5. Aim for healthier instead of healthy. Healthy living can be a daunting goal, while healthier living is relatively available. Consider that you can make one change to your lifestyle and that will improve your health, instead of trying to make all of the changes. It doesn’t even have to be a big change. Not having “fries with that” once per week could be your one thing. Having a fruit instead of cake one time per week could be your one thing. Drinking water instead of pop one time per day could be your one thing. Walking instead of driving partway one time per week could be your one thing.
You may be thinking this is essentially point 2 restated, and you’d be right. Consider that a reflection of how important this is.
6. Celebrate your achievements. A small change made successfully is a big deal. Respect and celebrate that.
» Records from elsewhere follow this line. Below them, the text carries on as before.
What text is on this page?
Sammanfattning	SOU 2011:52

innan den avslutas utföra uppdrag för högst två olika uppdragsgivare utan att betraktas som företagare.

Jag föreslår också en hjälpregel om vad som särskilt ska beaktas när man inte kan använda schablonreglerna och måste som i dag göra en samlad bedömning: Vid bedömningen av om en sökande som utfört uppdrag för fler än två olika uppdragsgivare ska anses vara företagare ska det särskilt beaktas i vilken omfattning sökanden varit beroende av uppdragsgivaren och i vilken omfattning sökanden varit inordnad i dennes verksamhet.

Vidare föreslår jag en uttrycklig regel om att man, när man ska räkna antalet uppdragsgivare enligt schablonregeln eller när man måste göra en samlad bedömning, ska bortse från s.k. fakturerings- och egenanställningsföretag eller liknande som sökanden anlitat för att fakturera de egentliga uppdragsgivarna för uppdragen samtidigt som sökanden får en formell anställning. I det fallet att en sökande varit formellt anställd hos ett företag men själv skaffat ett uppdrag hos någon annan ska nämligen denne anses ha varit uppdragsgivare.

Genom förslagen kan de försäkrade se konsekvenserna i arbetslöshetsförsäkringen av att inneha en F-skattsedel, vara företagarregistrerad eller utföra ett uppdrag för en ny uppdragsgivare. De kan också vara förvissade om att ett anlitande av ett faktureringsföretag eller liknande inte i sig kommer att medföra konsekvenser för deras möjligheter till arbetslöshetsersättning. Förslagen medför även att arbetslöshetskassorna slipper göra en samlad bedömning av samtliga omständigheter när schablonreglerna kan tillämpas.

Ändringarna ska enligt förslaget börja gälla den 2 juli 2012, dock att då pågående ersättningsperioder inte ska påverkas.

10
Personally I don’t think there is anything wrong with celebrating with food, but I do suggest you consider whether there are other ways to treat yourself. Maybe a visit to a local spa? A morning on the links? A bubble bath? Tickets to a football game? Take the afternoon off work and pull your kids out of school for an afternoon of play? Or take the afternoon off and leave the kids at school for an afternoon of play?
7. Once you adopt one healthier habit, you may find you want to adopt another. People often talk about a spiralling effect in a negative way, but the opposite of the downward spiral also exists, although I have no idea what it’s called? Adding a healthier habit to your life often leads to adding another healthier habit to your life down the road. And maybe another. And another…
I was talking about this with a client last week. After she mentioned that she can’t change, I suggested she pick 1% of the changes that are being proposed and that she do that. She then commented that after a while she might want to do another 1%. Indeed! So we started to contemplate 1% per month. In two years, that would add up to approximately 24% change (despite my high geek quotient, I opted to stick with linear instead of a net present value equation with discounting). Either way you calculate, it’s very clear that it adds up.
If you find yourself thinking “I want to adopt another healthier habit”, remember to apply the tips you followed to succeed the first time. Keep choosing habits you will adopt, keep the judges at arm’s length, get help with your inner judge if you need it, and celebrate your accomplishment.
Elsbeth Vaino is a personal trainer in Ottawa who loves working with real clients with real strengths and weaknesses, and thinks it is just fine to not have six pack abs as a goal.